The Washington PostDemocracy Dies in Darkness

Pennsylvania eases NCLB rules to help charter schools

How is this for fair? Charter schools in Pennsylvania are now being assessed by easier rules than are traditional public schools when it comes to determining whether No Child Left Behind mandates have been met.

The result is that it looks like charter schools, in general, are outperforming traditional public schools when, in fact, they aren’t.

Here’s what happened, according to The Morning Call newspaper. The state’s Education Department changed the rules for assessing whether a charter school had met NCLB’s Adequate Yearly Progress mandate to match the method used for school districts (and it did it before getting the required permission from the federal Department of Education). District rules have been easier to meet than the rules for individual public schools, both public and charter — until, that is, Pennsylvania’s pro-charter officials decided to give individual charter schools a break.

According to the Pennsylvania School Board Association, 44 of 77 charter schools recently labeled as having met the AYP requirements for 2011-12 actually didn’t if compared to the rules that traditional public schools had to meet. Some of the 44 charters even saw declines in proficiency percentages.

The Morning Call quotes Bob Fayfich, executive director of the Pennsylvania Coalition of Public Charter Schools, as saying the changes are fair because some charter schools, including online charters, have more students than some entire traditional school districts.

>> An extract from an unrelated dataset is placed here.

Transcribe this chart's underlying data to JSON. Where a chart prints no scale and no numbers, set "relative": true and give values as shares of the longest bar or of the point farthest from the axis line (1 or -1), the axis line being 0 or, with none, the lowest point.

Even if that ruling made sense for large charter schools (which it doesn’t), it should be noted that the new rules apply to charters of all sizes.

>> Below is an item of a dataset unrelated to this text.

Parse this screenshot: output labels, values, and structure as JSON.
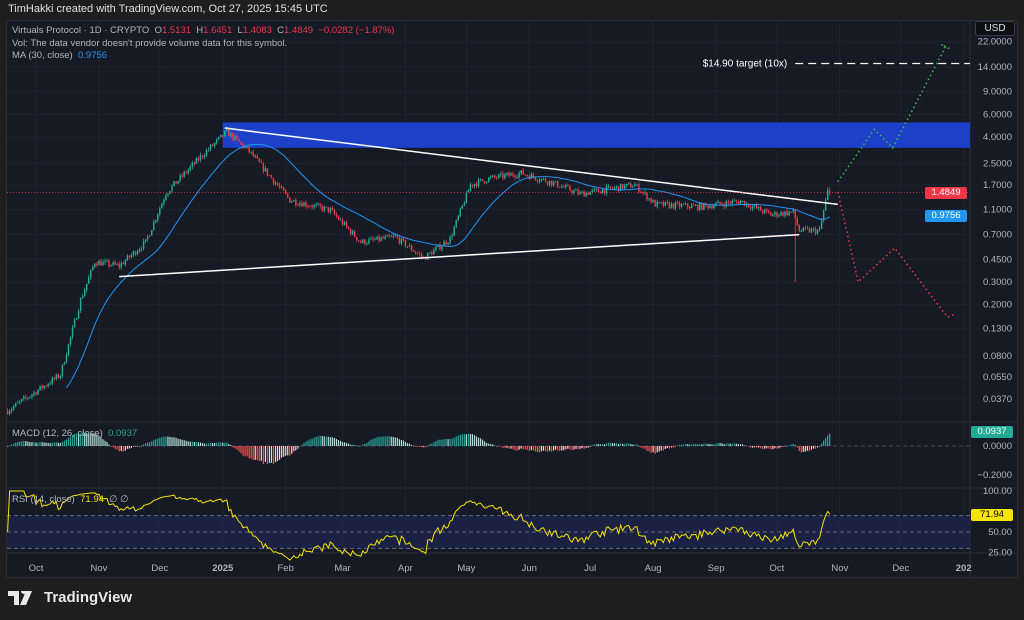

Here’s how the school board association describes the changes:

Currently approved standards for individual Pennsylvania schools require that for a school to meet the academic performance component of AYP based on PSSA [ Pennsylvania System of School Assessment ] testing, the overall student body must meet the annual targets for the percentage of students scoring proficient or above, on both math and reading assessments. In addition, the necessary percentage of proficient students in each measurable subgroup (students grouped by race, ethnicity, English language learners, special needs, economically disadvantaged, etc.) must be attained in order for the school to make AYP.

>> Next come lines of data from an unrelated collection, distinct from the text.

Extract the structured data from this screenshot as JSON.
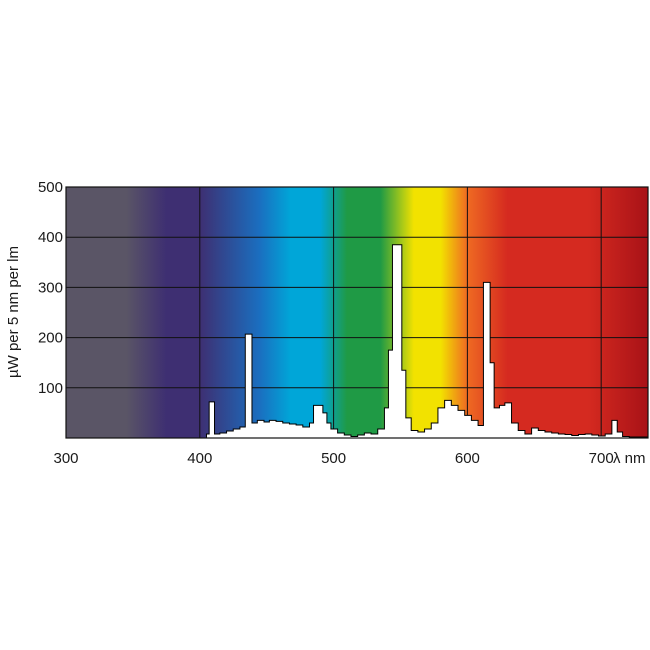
{
  "chart_data": {
    "type": "area",
    "title": "",
    "xlabel": "λ nm",
    "ylabel": "µW per 5 nm per lm",
    "xlim": [
      300,
      735
    ],
    "ylim": [
      0,
      500
    ],
    "grid": true,
    "background": "visible-spectrum-gradient",
    "x_ticks": [
      300,
      400,
      500,
      600,
      700
    ],
    "y_ticks": [
      100,
      200,
      300,
      400,
      500
    ],
    "series": [
      {
        "fill": "#ffffff",
        "stroke": "#000000",
        "points": [
          [
            405,
            0
          ],
          [
            405,
            8
          ],
          [
            407,
            8
          ],
          [
            407,
            72
          ],
          [
            411,
            72
          ],
          [
            411,
            8
          ],
          [
            415,
            8
          ],
          [
            415,
            10
          ],
          [
            420,
            10
          ],
          [
            420,
            14
          ],
          [
            425,
            14
          ],
          [
            425,
            18
          ],
          [
            430,
            18
          ],
          [
            430,
            22
          ],
          [
            434,
            22
          ],
          [
            434,
            207
          ],
          [
            439,
            207
          ],
          [
            439,
            30
          ],
          [
            443,
            30
          ],
          [
            443,
            35
          ],
          [
            448,
            35
          ],
          [
            448,
            32
          ],
          [
            452,
            32
          ],
          [
            452,
            35
          ],
          [
            457,
            35
          ],
          [
            457,
            33
          ],
          [
            462,
            33
          ],
          [
            462,
            30
          ],
          [
            467,
            30
          ],
          [
            467,
            28
          ],
          [
            472,
            28
          ],
          [
            472,
            26
          ],
          [
            477,
            26
          ],
          [
            477,
            22
          ],
          [
            482,
            22
          ],
          [
            482,
            30
          ],
          [
            485,
            30
          ],
          [
            485,
            65
          ],
          [
            492,
            65
          ],
          [
            492,
            50
          ],
          [
            495,
            50
          ],
          [
            495,
            30
          ],
          [
            498,
            30
          ],
          [
            498,
            18
          ],
          [
            503,
            18
          ],
          [
            503,
            10
          ],
          [
            508,
            10
          ],
          [
            508,
            6
          ],
          [
            513,
            6
          ],
          [
            513,
            3
          ],
          [
            518,
            3
          ],
          [
            518,
            6
          ],
          [
            523,
            6
          ],
          [
            523,
            10
          ],
          [
            528,
            10
          ],
          [
            528,
            8
          ],
          [
            533,
            8
          ],
          [
            533,
            18
          ],
          [
            538,
            18
          ],
          [
            538,
            60
          ],
          [
            541,
            60
          ],
          [
            541,
            175
          ],
          [
            544,
            175
          ],
          [
            544,
            385
          ],
          [
            551,
            385
          ],
          [
            551,
            135
          ],
          [
            554,
            135
          ],
          [
            554,
            40
          ],
          [
            558,
            40
          ],
          [
            558,
            15
          ],
          [
            563,
            15
          ],
          [
            563,
            12
          ],
          [
            568,
            12
          ],
          [
            568,
            18
          ],
          [
            573,
            18
          ],
          [
            573,
            30
          ],
          [
            578,
            30
          ],
          [
            578,
            60
          ],
          [
            583,
            60
          ],
          [
            583,
            75
          ],
          [
            588,
            75
          ],
          [
            588,
            65
          ],
          [
            593,
            65
          ],
          [
            593,
            55
          ],
          [
            598,
            55
          ],
          [
            598,
            45
          ],
          [
            603,
            45
          ],
          [
            603,
            35
          ],
          [
            608,
            35
          ],
          [
            608,
            25
          ],
          [
            612,
            25
          ],
          [
            612,
            310
          ],
          [
            617,
            310
          ],
          [
            617,
            150
          ],
          [
            620,
            150
          ],
          [
            620,
            60
          ],
          [
            624,
            60
          ],
          [
            624,
            65
          ],
          [
            628,
            65
          ],
          [
            628,
            70
          ],
          [
            633,
            70
          ],
          [
            633,
            30
          ],
          [
            638,
            30
          ],
          [
            638,
            15
          ],
          [
            643,
            15
          ],
          [
            643,
            8
          ],
          [
            648,
            8
          ],
          [
            648,
            20
          ],
          [
            653,
            20
          ],
          [
            653,
            15
          ],
          [
            658,
            15
          ],
          [
            658,
            12
          ],
          [
            663,
            12
          ],
          [
            663,
            10
          ],
          [
            668,
            10
          ],
          [
            668,
            8
          ],
          [
            673,
            8
          ],
          [
            673,
            7
          ],
          [
            678,
            7
          ],
          [
            678,
            5
          ],
          [
            683,
            5
          ],
          [
            683,
            7
          ],
          [
            688,
            7
          ],
          [
            688,
            8
          ],
          [
            693,
            8
          ],
          [
            693,
            6
          ],
          [
            698,
            6
          ],
          [
            698,
            4
          ],
          [
            703,
            4
          ],
          [
            703,
            8
          ],
          [
            708,
            8
          ],
          [
            708,
            35
          ],
          [
            712,
            35
          ],
          [
            712,
            12
          ],
          [
            716,
            12
          ],
          [
            716,
            3
          ],
          [
            721,
            3
          ],
          [
            721,
            2
          ],
          [
            735,
            2
          ],
          [
            735,
            0
          ]
        ]
      }
    ]
  },
  "colors": {
    "uv": "#5a5566",
    "violet": "#3e2f72",
    "blue": "#1a6fc0",
    "cyan": "#00a6d8",
    "green": "#1f9a45",
    "yellow": "#f2e200",
    "orange": "#ef6a22",
    "red": "#d52a20",
    "deep_red": "#a81217",
    "grid": "#111111",
    "curve_fill": "#ffffff"
  }
}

Under the new method PDE is now applying to charter schools, the school’s overall student body would not have to meet PSSA proficiency percentage targets. Instead, a school’s student body would be divided into up to three grade spans (elementary grades 3-5, middle grades 6-8, and high school grades 9-12), and if the students in at least one of those grade spans met proficiency percentage targets, including the subgroups within that span, the entire school would be regarded as having met that component of AYP. Under this methodology, the proficiency percentage of a charter school’s overall student body could decline, and yet PDE would still classify the charter school as having made AYP.